Tentang Redupnya Cahaya Bulan

64 3 0
                                    

Seorang wanita berlari di tengah hujan yang deras. Kaki dibiarkan tanpa alas kaki. Tidak peduli apa pun, kecuali ia harus segera membawakan obat sirup untuk bayinya yang sedang demam. Dengan susah payah ia menerobos hujan. Air hujan kalah dengan air mata. Terisak-isak, ia rela sakit. Asalkan anaknya bisa kembali sehat.

Jauh ia bisa menjangkau klinik. Jauh pula ia pulang ke rumah kecilnya yang terletak di pedesaan. Ia harus melewati satu jalan raya yang luas. Penuh dengan kendaraan. Tapi, malam itu sunyi. Hujan deras membuat orang-orang harus berteduh dulu.

“Anakku harus tetap sehat,” ucapnya dengan suara gemetar.

“Ah,” ia menjerit memandangi telapak kaki.

Kakinya tertusuk duri, ia berhenti sejenak. Sakit yang dirasakan tidak membuat kakinya terus melangkah. Rumahnya ada di seberang jalan raya. Sebentar lagi ia sampai setelah melewati jalan raya itu.

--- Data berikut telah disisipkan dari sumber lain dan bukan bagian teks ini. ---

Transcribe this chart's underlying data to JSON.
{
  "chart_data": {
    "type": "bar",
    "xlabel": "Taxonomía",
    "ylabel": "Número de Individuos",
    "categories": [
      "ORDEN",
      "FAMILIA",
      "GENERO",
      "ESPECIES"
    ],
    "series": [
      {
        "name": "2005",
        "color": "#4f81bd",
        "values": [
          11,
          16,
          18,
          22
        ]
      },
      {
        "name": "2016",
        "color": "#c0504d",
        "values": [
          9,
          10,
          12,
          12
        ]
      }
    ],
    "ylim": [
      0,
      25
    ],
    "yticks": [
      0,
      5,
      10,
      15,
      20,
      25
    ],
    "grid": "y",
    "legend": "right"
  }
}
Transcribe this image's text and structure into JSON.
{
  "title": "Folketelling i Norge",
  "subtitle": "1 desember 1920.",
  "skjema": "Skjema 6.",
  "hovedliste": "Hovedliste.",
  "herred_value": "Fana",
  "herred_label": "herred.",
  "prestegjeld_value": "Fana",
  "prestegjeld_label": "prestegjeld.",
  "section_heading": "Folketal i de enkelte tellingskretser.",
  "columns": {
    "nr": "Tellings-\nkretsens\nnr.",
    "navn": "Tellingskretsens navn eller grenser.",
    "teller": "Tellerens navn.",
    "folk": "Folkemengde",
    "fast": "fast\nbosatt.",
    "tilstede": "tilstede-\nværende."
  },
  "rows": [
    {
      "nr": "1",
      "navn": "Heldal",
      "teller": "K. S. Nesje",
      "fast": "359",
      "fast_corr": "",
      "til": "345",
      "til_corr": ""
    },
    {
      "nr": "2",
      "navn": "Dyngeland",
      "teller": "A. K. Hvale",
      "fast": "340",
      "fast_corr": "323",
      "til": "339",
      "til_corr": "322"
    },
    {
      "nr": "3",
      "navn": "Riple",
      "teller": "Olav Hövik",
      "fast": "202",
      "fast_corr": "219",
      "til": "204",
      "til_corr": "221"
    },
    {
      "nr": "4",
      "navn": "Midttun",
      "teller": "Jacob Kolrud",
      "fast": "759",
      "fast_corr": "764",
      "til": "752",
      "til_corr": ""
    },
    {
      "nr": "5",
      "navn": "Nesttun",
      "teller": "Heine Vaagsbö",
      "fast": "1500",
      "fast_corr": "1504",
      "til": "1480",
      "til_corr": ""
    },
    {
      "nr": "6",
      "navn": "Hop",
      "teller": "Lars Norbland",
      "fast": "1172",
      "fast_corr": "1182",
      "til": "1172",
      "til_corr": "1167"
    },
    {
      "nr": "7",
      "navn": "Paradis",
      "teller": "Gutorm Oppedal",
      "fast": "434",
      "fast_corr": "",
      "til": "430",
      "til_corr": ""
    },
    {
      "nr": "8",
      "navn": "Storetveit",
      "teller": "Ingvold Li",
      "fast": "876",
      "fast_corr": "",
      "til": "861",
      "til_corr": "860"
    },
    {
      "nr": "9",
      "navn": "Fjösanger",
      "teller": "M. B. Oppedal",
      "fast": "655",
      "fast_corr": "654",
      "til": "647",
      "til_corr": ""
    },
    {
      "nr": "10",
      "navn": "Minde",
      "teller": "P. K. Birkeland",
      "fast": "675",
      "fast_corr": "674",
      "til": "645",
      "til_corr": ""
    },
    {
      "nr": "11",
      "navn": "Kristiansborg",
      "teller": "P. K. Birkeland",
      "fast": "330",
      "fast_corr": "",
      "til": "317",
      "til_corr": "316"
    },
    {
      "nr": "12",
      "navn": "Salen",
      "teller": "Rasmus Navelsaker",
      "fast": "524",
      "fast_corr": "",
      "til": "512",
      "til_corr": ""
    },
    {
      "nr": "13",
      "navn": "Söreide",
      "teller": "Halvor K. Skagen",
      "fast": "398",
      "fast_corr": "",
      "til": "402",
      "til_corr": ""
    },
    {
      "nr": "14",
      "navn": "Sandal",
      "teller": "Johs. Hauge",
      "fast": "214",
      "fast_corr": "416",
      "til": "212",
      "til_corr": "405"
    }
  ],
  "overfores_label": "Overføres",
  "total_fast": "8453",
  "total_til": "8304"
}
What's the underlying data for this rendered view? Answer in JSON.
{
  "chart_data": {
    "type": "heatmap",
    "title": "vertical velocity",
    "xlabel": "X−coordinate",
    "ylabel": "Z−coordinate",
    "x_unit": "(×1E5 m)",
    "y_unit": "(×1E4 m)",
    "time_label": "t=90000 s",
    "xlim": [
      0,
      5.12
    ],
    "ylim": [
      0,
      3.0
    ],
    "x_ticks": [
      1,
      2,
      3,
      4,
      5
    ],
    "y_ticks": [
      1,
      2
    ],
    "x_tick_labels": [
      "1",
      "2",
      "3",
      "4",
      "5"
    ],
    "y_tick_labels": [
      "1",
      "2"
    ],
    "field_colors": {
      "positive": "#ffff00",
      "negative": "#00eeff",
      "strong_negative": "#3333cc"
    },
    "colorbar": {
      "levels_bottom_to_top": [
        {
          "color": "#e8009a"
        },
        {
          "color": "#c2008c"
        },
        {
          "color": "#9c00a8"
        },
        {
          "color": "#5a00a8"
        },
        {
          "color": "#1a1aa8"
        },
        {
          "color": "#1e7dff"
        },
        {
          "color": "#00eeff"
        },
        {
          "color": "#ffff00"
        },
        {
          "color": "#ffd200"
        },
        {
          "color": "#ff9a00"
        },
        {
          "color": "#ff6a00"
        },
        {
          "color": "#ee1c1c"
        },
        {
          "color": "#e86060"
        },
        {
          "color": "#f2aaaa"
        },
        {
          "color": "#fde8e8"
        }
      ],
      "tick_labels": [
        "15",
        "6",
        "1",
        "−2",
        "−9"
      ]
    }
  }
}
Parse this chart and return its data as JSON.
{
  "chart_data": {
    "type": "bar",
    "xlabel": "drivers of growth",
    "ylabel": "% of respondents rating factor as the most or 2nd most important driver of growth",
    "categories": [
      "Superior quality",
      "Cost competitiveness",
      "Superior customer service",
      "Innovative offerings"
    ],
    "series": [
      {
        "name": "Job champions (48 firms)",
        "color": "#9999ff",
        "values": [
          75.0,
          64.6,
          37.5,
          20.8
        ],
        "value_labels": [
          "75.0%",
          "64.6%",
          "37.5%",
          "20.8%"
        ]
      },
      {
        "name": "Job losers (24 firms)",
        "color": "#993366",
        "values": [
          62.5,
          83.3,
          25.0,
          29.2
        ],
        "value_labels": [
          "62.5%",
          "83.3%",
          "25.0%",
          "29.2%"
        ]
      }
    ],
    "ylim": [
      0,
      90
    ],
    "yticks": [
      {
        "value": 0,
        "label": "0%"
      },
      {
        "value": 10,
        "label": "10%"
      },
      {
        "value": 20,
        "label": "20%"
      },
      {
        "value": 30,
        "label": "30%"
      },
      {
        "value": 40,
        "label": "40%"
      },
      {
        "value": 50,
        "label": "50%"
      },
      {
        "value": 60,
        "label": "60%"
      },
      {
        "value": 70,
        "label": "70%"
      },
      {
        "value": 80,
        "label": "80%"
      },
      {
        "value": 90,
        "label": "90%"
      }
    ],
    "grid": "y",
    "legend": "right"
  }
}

Hampir ia melewati jalan raya itu, tiba-tiba ada cahaya terang. Terdengar samar suara orang berteriak. Memperingati wanita itu untuk segera memindahkan dirinya ke tepi jalan.

“Ibu, awas!”

BRUK

Darah bersimbah di sekujur jalan, wanita itu tergeletak lemah tak berdaya. Mobil yang menabrak langsung meninggalkan lokasi kejadian. Plat mobil tidak jelas terlihat ditutupi hujan.

“Bu, bangun.” Warga itu panik dan segera memeriksa sosok malang itu. Ia masih bernafas sambil memanggil-manggil anaknya sambil memegang erat plastik berisikan obat sirup. Warga itu memeriksa wajahnya. Terlihat jelas, ia adalah salah satu warga di desa itu, “Bulan.” Segera ia membopong tubuh wanita itu menuju rumahnya.

TOK TOK TOK

“Assalamu’alaiikum. Pak Baskara, Istrimu!”

“Wa’alaiikumsalam. Ada apa pak Somad?” Dengan nada suara yang begitu panik ia membukakan pintu rumah. Sontak ia kaget, membeku beberapa saat. Air mata bercucuran. Segera istrinya dibopoh menuju kursi kayu yang panjang.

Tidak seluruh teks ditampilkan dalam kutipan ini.